1-) Meşgulün meşgule karşı cinayeti;

2-) Meşgulün, boş*a karşı cinayet işlemesi;

3-) Boşun, meşgule karşı cinayet işlemesi;

4-) Boşun, boşa karşı cinayet işlemesi;

Bunların hepsi de hederdir; yalnız biri müstesna: O da, boşun, meş­gule karşı cinayeti işlemesidir. îşte bu muteberdir.

Borç hususunda, meşgul hakkında, boşa dönülür; o, onun yerine rehin olur. Bunun açıklaması: Borç iki bin dirhem olur; rehin de iki kö­le olur; kölelerin her birinin kıymeti de biner dirhem olur ve o köleler­den birisi, diğerini öldürürse veya kendi nefsinin dışında bir cinayet iş­lerse; diyeti ister az olsun, isterse çok olsun işte bu cinayet hederdir. Ci­nayet işlenilen hakkındaki borç düşer.

Meşgulün, meşgule cinayeti hederdir. Sanki, helak olan, semavi bir afetle Ölmüş gibidir.

Şayet borç, bin dirhem olmuş olaydı; onlardan birisi de diğerini öl-düreydi def ve fidye gerekmezdi; katil, yedi yüz elli dirheme karşılık re­hin olurdu. Çünkü, onlardan herbirisi beşyüz dirhem karşılığıdır. Her birinin yansı boştur; yarısı meşguldür.

Birisi diğerini öldürünce, meşgulün yarısını öldürmüş olur; ölenin yarısı boştur.

Meşgulün, meşgule karşı cinayeti meşgulün boşa karşı cinayeti ve boşun, boşa karşı cinayeti, hederdir. Bu darumlarda, cinayet işleyene ait borçtan, ikiyüz elli dirhem sakıt olur. (= düşer.) O, cani tarafından beşyüz dirhem olmak üzere, yediyüz elli dirheme karşılık rehin olmuş olur.

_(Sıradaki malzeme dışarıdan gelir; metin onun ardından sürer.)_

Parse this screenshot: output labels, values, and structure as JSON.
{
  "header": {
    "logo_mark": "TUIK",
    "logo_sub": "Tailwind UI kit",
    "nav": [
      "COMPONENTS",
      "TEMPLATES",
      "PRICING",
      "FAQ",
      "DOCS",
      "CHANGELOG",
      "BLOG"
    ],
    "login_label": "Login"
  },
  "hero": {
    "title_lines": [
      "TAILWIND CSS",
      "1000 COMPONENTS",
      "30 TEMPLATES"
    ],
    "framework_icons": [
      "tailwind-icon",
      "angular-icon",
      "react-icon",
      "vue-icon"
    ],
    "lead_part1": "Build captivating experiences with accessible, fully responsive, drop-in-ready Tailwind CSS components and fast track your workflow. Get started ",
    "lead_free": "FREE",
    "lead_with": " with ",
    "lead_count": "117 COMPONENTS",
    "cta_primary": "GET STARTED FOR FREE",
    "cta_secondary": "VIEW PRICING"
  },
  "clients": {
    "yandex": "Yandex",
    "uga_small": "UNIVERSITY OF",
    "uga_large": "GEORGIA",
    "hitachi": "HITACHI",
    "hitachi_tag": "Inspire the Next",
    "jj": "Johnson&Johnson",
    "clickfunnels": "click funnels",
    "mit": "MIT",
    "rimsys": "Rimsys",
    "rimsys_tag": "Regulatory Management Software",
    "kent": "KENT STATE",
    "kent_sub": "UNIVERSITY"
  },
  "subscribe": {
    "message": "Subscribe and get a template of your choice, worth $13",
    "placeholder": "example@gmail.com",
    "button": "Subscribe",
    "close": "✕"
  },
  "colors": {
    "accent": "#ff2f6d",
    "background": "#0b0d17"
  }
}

tki köleden biri, diğerinin gözünü çıkarsa borcun yarısı göz çı­karana döner ve göz çıkaran, yedi yüz elli dirheme karşılık rehin olmuş olur. Gözü çıkarılan da, iki yüz elli dirhem karşılığı rehin olarak kalır.

Eğer iki köle, ayrı iki şey için rehin olurlar ve onların değeri de borç­tan fazla (Meselâ: Borç, bin dirhem ve kölelerin her birinin kıymeti de biner dirhem) olursa; onlardan biri, diğerini öldürürse; —öncekinin hilafına— cinayete itibar olunur. Cinayete itibar olunca da; rehin veren ve alan muhayyerdirler. Dilerlerse, katili, ölenin yerine rehin kabul ederler ve katilin borçtan hissesi bâtıl olur; dilerlerse, katili ölenin yerine fidye, ederler ve o, hem katilin, hem de ölenin yerine rehin olur.

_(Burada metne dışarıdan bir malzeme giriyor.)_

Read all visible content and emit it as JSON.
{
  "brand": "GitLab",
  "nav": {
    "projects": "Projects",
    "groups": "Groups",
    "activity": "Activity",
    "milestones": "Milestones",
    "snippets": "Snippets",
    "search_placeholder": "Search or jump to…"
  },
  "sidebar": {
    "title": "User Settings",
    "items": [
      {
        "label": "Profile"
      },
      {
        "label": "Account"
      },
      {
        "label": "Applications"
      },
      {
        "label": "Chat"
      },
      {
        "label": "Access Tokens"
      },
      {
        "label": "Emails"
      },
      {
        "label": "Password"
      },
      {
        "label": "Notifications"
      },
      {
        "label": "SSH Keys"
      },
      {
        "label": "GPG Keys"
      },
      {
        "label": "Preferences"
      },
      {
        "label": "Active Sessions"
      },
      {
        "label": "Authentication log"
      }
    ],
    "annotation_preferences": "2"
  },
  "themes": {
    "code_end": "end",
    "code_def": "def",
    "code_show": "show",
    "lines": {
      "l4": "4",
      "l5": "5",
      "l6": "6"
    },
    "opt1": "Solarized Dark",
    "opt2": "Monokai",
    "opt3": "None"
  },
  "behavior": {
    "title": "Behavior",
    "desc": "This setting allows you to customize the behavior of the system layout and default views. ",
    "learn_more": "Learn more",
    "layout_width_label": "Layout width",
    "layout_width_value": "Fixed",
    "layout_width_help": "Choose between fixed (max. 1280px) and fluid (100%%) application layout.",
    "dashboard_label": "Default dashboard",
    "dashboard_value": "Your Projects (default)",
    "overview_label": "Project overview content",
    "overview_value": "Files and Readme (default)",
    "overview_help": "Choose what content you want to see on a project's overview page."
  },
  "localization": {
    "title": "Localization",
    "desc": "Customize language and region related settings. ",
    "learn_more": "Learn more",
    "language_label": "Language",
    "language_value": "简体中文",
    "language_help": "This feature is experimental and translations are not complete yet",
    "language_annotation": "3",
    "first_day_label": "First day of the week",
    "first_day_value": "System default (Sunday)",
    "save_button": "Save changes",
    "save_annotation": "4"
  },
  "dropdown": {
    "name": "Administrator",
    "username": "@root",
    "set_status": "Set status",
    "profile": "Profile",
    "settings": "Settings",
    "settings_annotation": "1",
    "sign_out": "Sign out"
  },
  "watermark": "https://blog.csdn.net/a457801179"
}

Eğer ikisinin değeri borçtan fazla olmazsa (Şöyle ki: Borç iki bin dirhem olur; kölelerin herbiri de biner dirhem kıymetinde olur) ve on­lardan biri, diğerini öldürürse; eğer onu cinayetten dolayı def ederlerse; o def olunan köle, ölenin yerinde olur. Ve katil hakkında, borç bâtıl olur. Eğer: "fidye eyledik" derlerse; bu fidyenin tamamı, rehin ajanın olur.

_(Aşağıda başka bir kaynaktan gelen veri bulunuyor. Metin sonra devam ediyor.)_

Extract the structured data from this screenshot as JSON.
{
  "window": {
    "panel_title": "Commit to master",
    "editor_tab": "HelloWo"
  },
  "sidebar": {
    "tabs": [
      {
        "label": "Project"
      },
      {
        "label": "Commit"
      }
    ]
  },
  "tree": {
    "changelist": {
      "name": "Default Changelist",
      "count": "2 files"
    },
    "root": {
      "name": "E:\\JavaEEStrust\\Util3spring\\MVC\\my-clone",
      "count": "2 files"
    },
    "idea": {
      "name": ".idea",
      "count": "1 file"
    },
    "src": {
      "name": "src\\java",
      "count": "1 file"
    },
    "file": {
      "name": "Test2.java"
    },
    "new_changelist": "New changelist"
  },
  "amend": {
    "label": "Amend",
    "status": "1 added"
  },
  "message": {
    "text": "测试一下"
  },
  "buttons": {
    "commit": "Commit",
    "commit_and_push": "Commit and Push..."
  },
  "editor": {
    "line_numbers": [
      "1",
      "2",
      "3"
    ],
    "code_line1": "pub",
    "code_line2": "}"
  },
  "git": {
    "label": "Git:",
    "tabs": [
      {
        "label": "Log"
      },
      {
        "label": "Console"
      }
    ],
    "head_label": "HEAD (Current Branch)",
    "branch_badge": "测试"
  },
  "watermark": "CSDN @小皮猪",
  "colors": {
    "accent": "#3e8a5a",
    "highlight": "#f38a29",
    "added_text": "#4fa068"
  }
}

Borç çözülünce, rehin verene, sadece bin dirhem verilir. İkici bin dirhem, o bine karşılık kısas olmuştur. Bu öldürürse böyledir.

Eğer biri, diğerinin gözünü çıkarırsa; onlara (rehin veren ve alana) "onu, ya bedel verin veya fidye verin." denilir.

Eğer fidye yaparlarsa, fidye yarı yarıya ikisinin olur.

Eğer bedel verirlerse; borçtan, onun karşılığı bâtl olur.

Fidye ise, gözü çıkanla birlikte rehin olur.

Eğer, rehin alan: "Ben, feda etmem; fakat, hâli üzere rehin olarak terk ederim." derse; bunda hakkı vardır.

Gözü kör eden, hâli üzre, kör olanın yerine rehin olur.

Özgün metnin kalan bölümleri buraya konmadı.